The Local Government Pension Scheme Advisory Board (SAB), which helps coordinate technical and standards issues, had been working on guidance for the funds, which have a combined asset base of £259bn (€291bn).
This has now been halted for the time being after the Department of Work and Pensions (DWP) introduced an update to fiduciary duty regulations last week.
Instead, the SAB is working to incorporate the DWP’s amendments into the statutory guidance
on Preparing and Maintaining an Investment Strategy Statement, published by the Department for Communities and Local Government (DCLG) ‒ now the Ministry of Housing, Communities and Local Government (MHCLG) ‒ in July 2017.
Under the Local Government Pension Scheme (Management and Investment of Funds) Regulations 2016, a scheme is required to have an Investment Strategy Statement which sets out “how social, environmental or corporate governance considerations are taken into account”.
In 2017 guidance the department states that schemes may take non-financial factors into account “where they have good reason to think that scheme members would support their decision”.
In contrast, the DWP’s changes to fiduciary duty emphasised the “long-term financial risks and opportunities” presented by ESG considerations, and addressed the “misperception” that these issues were a matter of “personal ethics, or optional extras”.The Scheme Advisory Board will decide whether to recommend any changes to the statutory guidance at the next meeting of MHCLG ministers, scheduled for October 10.
“Just to be clear, we have not abandoned the RI guidance.”
As a statutory guidance, the MHCLG guidance has a higher level of compliance than any issued by the SAB ‒ including the RI guidance.
SAB Secretary, Bob Holloway, told RI: “Just to be clear, we have not abandoned the RI guidance.

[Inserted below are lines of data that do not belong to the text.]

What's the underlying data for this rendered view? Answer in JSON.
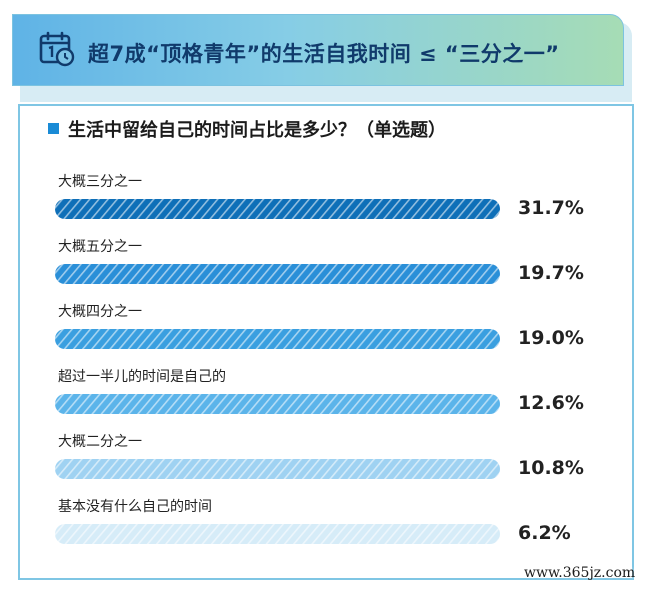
{
  "header": {
    "title": "超7成“顶格青年”的生活自我时间 ≤ “三分之一”",
    "icon": "calendar-clock-icon"
  },
  "question": "生活中留给自己的时间占比是多少？（单选题）",
  "watermark": "www.365jz.com",
  "chart_data": {
    "type": "bar",
    "orientation": "horizontal",
    "categories": [
      "大概三分之一",
      "大概五分之一",
      "大概四分之一",
      "超过一半儿的时间是自己的",
      "大概二分之一",
      "基本没有什么自己的时间"
    ],
    "values": [
      31.7,
      19.7,
      19.0,
      12.6,
      10.8,
      6.2
    ],
    "value_labels": [
      "31.7%",
      "19.7%",
      "19.0%",
      "12.6%",
      "10.8%",
      "6.2%"
    ],
    "unit": "%",
    "title": "",
    "xlabel": "",
    "ylabel": "",
    "bar_fill": "striped",
    "colors": [
      "#0e6fb8",
      "#2a8fd8",
      "#3a9fe0",
      "#5bb4ea",
      "#9fd2f2",
      "#d6ecf8"
    ],
    "grid": false,
    "legend": "none"
  }
}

It will continue to publication, hopefully by early next year.”
While the changes in regulations announced by the DWP are aimed at trust-based pensions funds and not statutory schemes like the LGPS pools ‒ which are regulated by The Pensions Regulator ‒ Holloway said the Board “has always been keen to replicate legislation applying to trust-based funds where appropriate”.
The RI guidance is under the purview of the Board’s Investment, Governance and Engagement sub-committee, and a draft version has been put forward for consideration at least since May 2017.
Contract-based schemes are the other most common legal structure for pensions in the UK and are regulated by the Financial Conduct Authority (FCA). For these schemes, a consultation on new guidance to incorporate “evaluating ESG considerations, including climate change” and “members’ ethical concerns” is due to take place in the first quarter of 2019.